One other bag had items of his brother.
He recognized his little niece Sedra from an earring in a single ear. He recognized little Suzan by a small purse she at all times slept with.
He spent hours on the website of the strike, amassing his household’s stays.
Lives destroyed
The operation was celebrated in Israel as a uncommon win, with greater than 100 hostages nonetheless believed to be held in Gaza after greater than 4 months of struggle.
Hassouna considers the Israeli perspective.

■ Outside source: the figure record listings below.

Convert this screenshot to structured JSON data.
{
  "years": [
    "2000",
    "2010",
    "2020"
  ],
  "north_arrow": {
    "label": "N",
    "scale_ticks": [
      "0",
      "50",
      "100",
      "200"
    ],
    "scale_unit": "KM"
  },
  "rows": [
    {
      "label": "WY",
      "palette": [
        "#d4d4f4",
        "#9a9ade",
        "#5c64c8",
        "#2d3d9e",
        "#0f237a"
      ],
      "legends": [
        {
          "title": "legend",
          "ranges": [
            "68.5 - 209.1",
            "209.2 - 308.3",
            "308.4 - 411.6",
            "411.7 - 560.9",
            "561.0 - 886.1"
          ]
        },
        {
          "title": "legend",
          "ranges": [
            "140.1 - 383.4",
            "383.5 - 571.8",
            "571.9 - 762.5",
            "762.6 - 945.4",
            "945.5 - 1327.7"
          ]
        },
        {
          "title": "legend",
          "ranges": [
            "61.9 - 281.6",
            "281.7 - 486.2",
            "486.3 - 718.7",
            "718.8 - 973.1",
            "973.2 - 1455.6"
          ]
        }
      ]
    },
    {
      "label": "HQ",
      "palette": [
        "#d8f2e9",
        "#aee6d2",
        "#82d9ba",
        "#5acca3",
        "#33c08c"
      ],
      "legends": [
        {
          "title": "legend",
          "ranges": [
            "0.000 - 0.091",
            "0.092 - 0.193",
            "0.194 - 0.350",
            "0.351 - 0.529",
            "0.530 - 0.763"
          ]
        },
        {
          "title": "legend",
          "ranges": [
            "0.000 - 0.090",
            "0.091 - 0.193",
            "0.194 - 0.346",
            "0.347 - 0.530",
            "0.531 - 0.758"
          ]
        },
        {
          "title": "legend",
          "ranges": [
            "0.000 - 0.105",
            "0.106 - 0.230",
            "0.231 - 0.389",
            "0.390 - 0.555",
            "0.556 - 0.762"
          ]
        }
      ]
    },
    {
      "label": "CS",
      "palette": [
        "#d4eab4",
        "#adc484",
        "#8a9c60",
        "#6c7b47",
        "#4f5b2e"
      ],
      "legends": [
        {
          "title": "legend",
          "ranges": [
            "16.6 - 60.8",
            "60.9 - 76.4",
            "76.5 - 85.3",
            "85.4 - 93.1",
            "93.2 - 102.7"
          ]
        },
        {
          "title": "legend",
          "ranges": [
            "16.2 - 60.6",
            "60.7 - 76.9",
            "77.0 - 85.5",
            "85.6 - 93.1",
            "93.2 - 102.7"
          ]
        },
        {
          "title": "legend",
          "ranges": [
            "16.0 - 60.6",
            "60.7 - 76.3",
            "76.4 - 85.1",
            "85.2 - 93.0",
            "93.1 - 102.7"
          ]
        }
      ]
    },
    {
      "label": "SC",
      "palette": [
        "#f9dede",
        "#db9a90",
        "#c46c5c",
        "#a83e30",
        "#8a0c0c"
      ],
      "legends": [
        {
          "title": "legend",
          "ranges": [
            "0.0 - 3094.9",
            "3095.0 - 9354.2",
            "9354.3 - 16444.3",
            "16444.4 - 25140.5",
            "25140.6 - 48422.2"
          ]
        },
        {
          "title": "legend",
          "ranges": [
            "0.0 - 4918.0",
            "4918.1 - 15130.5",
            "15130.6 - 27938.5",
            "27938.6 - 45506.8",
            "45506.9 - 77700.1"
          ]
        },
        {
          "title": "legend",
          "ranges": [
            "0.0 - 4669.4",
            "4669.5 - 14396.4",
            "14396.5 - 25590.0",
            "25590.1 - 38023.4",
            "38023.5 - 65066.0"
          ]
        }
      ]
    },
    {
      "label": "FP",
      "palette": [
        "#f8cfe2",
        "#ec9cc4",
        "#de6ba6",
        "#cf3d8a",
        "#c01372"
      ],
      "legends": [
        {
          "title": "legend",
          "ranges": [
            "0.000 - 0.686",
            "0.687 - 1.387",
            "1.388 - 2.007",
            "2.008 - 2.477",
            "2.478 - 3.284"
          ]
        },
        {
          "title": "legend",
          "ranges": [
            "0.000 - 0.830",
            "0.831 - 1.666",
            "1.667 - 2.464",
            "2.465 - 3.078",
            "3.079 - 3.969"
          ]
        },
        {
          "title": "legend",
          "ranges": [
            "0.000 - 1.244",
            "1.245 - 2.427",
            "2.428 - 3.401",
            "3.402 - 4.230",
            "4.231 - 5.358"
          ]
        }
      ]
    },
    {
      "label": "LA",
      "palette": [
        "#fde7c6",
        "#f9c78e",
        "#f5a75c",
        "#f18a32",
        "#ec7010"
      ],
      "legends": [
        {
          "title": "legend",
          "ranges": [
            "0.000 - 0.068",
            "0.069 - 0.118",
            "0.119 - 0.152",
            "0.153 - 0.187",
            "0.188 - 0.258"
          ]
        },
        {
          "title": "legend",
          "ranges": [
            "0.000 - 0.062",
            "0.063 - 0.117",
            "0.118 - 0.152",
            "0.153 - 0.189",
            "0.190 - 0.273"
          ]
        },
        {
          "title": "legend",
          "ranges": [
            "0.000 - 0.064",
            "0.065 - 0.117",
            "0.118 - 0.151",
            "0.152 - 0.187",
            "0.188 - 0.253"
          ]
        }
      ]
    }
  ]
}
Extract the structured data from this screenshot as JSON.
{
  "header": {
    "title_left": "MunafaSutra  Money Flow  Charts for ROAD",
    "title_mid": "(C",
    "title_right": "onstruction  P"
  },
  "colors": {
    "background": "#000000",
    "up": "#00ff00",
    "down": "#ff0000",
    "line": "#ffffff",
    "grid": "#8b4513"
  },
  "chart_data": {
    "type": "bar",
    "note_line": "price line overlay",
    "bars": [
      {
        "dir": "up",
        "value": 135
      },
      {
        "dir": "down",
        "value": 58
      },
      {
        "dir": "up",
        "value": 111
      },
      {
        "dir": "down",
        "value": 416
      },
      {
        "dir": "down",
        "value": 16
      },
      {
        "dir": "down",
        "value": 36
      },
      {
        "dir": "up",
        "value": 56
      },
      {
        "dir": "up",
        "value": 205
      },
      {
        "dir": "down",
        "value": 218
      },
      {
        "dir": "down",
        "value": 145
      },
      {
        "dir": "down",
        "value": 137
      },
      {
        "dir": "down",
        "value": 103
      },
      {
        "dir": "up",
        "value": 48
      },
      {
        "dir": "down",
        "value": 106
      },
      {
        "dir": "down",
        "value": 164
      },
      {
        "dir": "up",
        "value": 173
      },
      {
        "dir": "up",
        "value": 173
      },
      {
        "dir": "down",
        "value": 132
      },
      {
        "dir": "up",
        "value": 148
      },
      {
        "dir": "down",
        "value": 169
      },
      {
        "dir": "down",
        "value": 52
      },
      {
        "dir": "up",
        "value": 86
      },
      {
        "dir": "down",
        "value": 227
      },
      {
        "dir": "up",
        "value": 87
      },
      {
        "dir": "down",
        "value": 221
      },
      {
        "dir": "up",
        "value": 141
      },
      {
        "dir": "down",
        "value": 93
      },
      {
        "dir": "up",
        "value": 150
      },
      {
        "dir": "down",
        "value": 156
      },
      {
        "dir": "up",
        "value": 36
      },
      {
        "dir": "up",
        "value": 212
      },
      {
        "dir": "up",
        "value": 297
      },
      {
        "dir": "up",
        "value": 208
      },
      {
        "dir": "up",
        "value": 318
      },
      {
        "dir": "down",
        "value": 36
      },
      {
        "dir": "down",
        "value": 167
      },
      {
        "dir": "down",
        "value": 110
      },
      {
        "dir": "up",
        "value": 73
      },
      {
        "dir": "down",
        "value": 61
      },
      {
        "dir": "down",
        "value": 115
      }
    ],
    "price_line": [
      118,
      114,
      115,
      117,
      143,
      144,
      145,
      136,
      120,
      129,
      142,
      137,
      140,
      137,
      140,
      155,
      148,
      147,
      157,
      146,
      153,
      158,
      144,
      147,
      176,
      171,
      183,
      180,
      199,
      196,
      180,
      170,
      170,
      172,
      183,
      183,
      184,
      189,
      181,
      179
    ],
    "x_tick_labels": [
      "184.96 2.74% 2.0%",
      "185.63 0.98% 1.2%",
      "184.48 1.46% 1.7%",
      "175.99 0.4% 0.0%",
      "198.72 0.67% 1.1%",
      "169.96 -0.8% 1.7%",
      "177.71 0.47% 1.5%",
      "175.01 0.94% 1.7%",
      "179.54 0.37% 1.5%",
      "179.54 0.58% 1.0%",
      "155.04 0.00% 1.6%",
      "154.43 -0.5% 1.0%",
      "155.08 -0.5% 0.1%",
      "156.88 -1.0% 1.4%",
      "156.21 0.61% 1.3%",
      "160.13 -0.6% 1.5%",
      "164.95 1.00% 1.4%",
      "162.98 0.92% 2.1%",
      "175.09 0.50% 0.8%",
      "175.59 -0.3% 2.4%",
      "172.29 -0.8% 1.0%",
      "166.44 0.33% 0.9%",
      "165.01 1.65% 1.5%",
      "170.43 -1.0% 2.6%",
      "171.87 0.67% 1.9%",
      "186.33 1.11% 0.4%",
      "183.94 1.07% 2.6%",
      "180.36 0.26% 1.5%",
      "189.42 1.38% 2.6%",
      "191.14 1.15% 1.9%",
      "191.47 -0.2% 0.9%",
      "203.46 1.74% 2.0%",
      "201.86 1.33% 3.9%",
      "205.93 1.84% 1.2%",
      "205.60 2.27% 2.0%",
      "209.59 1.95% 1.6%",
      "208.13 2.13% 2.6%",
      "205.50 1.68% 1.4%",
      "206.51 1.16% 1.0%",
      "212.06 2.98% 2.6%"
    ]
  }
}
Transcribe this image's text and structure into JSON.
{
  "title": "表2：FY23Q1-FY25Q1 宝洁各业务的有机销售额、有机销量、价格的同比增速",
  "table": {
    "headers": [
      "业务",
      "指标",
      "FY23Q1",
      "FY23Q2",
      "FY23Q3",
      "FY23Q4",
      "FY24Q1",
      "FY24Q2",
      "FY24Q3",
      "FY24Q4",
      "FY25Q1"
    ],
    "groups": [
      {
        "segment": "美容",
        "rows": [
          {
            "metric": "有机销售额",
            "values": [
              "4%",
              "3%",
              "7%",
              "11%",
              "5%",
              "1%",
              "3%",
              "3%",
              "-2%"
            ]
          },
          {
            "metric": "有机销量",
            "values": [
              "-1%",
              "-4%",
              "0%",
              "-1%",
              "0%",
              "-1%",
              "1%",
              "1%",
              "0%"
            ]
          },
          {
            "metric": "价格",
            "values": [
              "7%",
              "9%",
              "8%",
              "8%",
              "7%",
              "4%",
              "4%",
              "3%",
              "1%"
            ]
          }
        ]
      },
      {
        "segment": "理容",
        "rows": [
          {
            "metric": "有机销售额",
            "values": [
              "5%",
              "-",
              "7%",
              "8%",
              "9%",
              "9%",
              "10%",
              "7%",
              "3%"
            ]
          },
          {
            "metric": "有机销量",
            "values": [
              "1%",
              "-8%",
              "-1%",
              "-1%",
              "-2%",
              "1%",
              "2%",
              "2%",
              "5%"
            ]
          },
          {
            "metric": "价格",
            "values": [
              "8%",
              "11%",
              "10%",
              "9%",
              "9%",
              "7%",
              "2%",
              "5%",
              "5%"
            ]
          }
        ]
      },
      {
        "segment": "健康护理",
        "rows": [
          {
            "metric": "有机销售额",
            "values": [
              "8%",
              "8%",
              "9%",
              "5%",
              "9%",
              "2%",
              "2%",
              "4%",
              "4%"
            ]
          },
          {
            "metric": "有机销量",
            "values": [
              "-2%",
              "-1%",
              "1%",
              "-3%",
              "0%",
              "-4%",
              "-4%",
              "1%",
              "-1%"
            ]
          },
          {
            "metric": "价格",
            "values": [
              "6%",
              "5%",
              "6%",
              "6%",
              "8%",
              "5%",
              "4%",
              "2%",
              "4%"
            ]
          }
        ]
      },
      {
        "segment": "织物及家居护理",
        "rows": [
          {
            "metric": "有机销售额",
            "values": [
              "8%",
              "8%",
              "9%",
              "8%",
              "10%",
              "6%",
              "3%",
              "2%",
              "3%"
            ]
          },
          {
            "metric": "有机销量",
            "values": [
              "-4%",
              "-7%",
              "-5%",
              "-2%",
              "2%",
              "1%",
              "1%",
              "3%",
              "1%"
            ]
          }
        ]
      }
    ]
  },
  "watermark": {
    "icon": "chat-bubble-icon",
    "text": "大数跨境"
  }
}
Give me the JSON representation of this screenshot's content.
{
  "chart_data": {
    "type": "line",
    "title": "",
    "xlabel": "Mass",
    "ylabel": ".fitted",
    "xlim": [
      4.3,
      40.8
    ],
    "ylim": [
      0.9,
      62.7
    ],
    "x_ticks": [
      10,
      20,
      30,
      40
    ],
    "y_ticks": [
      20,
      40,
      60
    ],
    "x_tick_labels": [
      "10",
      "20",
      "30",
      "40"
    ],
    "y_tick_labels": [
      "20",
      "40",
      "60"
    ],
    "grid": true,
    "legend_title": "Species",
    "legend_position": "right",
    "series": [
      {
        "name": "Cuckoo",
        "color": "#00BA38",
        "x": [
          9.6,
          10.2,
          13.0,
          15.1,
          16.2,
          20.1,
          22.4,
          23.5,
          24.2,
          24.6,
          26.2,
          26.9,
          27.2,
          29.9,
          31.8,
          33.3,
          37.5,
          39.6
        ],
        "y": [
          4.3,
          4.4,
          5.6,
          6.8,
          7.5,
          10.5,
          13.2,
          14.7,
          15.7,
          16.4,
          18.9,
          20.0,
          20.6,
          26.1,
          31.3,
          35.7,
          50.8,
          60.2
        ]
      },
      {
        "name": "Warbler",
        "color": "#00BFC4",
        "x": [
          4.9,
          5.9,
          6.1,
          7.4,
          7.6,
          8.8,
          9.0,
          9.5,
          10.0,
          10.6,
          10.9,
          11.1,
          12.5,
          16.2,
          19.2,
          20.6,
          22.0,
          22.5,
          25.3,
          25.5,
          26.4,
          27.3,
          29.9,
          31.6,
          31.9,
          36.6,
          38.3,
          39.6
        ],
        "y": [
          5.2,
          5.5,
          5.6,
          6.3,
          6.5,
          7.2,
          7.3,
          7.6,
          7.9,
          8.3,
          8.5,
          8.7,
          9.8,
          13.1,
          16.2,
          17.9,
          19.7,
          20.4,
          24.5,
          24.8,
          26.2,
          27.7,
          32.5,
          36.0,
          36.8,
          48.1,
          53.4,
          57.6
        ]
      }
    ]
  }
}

“You needed to retrieve two aged prisoners, it is their proper. Aren’t they people? They’re people,” Hassouna says. “A toddler can also be a human. Simply as you need to acknowledge the rights of the human whose life you need to save, you destroyed the lives of many individuals who had nothing to do with the entire struggle.”
On the day of the Oct. 7 assault on Israel, he reposted a social media video of Palestinian militants driving by way of an Israeli metropolis, celebrating it.
In hindsight, he criticizes each Hamas’ assault and Israel’s response.
“There have been many issues that would have been dealt with extra appropriately,” he says.
What his mom taught him
Anas Baba/NPR
On a current wet day, Hassouna sat among the many graves of his household in Rafah.
“I am unable to even scent my mom’s scent, hear my father’s voice, inspect my brother, play with the youthful ones,” he says. “A nightmare, you may get up from, however this, you may’t.”
Just lately, he filmed himself distributing ingesting water to displaced youngsters in Gaza, to honor the reminiscence of his household.
“The darkness will probably be in my coronary heart, not on the surface. I’ll proceed to unfold happiness, goodness and hope,” he says. “An individual depends on one’s internal energy, the innate constructive vitality that they’ve.”
It is one thing he says he discovered from his mother. The phrase “my mother” is tattooed in Arabic on his wrist.
As he stands within the graveyard, a rainbow stretches throughout the sky.
Anas Baba reported from Rafah. Daniel Estrin reported from Tel Aviv. Jawad Rizkallah contributed to this story from Beirut.